Maximum decompositions are (most unlikely)

\[ 4^N \]

and minimum decompositions (dyadic transform) are (most likely)

\[ 3N + 1 \]

where \(N\) is the total number of levels of decomposition.

So far there does not exist a coding technique that works on these adapted bases (QT of WT) and exploits the wavelet tree properties. For the wavelet-tree case SPIHT is the superior choice. Now the question remains… what happens if the adaptive-QT wavelet decomposition transform is used. We try to answer this positively. Our objective is:

\[ B_1 \ge B_2 \]

where \(B_1\) is the bit budget given by SPIHT and \(B_2\) is the bit budget given by the generalized SPIHT that we are currently investigating.

Section B

Embedded Zero-Tree Coding

E (embedded) means what?

The output of the encoder can be stopped at any point of time and the so-far decoded stream can be used to reconstruct the image back, or the full stream contains the embedded bit-stream required to reconstruct the image, not at full resolution. A single image at a given code rate can be truncated at various points and decoded to give a series of reconstructed images at lower rates.

Z (zero-tree) means what? This question is answered in the following questions.

(A zero-tree is a spatial orientation tree.

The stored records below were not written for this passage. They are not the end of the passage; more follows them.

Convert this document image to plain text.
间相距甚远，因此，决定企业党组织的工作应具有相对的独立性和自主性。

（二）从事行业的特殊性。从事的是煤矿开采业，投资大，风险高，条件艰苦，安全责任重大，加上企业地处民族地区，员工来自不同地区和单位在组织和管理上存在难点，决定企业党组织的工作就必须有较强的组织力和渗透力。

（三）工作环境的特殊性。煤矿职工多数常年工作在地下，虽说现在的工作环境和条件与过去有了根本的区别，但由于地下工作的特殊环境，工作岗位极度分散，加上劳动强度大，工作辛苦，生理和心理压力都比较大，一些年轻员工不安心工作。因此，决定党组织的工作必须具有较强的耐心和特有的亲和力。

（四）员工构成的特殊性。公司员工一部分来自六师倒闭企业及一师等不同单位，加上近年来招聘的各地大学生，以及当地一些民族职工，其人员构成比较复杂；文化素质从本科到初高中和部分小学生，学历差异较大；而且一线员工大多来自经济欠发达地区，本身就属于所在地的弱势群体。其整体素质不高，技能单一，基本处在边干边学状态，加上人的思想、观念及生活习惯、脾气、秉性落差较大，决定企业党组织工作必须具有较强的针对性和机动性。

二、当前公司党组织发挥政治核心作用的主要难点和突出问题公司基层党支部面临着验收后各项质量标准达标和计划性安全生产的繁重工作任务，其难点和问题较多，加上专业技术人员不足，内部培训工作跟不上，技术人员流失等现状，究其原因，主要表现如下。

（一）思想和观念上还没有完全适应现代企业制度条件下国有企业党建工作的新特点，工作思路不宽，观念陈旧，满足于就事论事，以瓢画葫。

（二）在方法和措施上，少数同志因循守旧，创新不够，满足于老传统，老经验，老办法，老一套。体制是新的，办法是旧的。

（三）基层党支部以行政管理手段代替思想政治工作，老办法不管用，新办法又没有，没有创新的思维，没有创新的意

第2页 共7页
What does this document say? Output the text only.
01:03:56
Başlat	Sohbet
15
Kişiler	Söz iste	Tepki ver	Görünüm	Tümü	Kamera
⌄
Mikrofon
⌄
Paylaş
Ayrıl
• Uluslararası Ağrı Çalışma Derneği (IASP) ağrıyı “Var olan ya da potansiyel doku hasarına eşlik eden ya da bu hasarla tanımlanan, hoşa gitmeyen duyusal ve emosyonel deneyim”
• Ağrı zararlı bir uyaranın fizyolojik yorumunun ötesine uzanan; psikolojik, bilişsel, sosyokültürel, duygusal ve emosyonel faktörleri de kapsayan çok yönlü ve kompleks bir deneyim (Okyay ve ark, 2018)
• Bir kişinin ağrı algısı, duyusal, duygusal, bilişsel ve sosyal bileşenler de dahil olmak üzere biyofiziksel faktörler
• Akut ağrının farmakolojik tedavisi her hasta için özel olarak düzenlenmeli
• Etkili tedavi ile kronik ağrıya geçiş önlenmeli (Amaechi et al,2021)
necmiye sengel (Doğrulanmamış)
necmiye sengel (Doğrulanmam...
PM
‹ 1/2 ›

The coefficients in a spatial orientation tree refer to the same spatial location in the original image, but in different frequency bands.)

An inefficient coder and an efficient coder differ in what way?

After quantization or thresholding is done, the locations or positions of the pixels which are found significant in the test have to be coded. Even though quantization looks very good, a large bit-budget is spent in the sorting pass. Intelligence must be here?

What it captures?

I am working with wavelets. So what do they do for “generally” low-pass images?

I have QT representation of the wavelet coefficients. What can I do with them? How can I manipulate them? (throw into a brown color shredder).

Is there any dependency of the magnitudes of nodes on the children… this is what was called a spatial-orientation tree.

EZW technique is based on three concepts:

Partial ordering of the transformed image elements by magnitude, with transmission of order by a subset partitioning algorithm that is duplicated at the decoder.
Ordered bit-plane transmission of refinement bits, and
Exploitation of the self-similarity of the image wavelet transform across different scales.

The partial ordering is a result of comparison of transform element (coefficient) magnitudes to a set of octavely decreasing thresholds. An element becomes significant or insignificant with respect to a given threshold, depending on whether or not it exceeds that threshold.

Section C

SPIHT

How are EZW and SPIHT different?

EZW does an explicit “breadth first search” whereas SPIHT does an “implicit” one. Partitioning is done in SPIHT in a different way.

In SPIHT the crucial parts of the coding process — the way subsets of coefficients are partitioned and how the significance information is conveyed — are fundamentally different.

Parent-descendant relationship in EZW:

Tree starts from HL, LH or HH in the highest band.

Parent-descendant relationship in SPIHT:

Tree starts from LL in the highest band.

Any advantages? Yes… even without an arithmetic coder, it gives comparable results.

What is so crucial here?

It does the sorting pass in an efficient way.

The encoder and decoder follow the same sequence of sorting. Essentially they work on the correctly decoded data and then decide what to do next. SPIHT maintains three lists, namely:

LIP: List of insignificant pixels.
LSP: List of significant pixels.
LIS: List of insignificant sets.

By defining:

Offsprings set: \(O\)
Descendants set: \(D\)
Grand descendants set: \(L = D - O\)

A magnitude comparison is done with a particular threshold and the significant test results are sent. Afterwards this threshold is reduced and the tests are carried out again.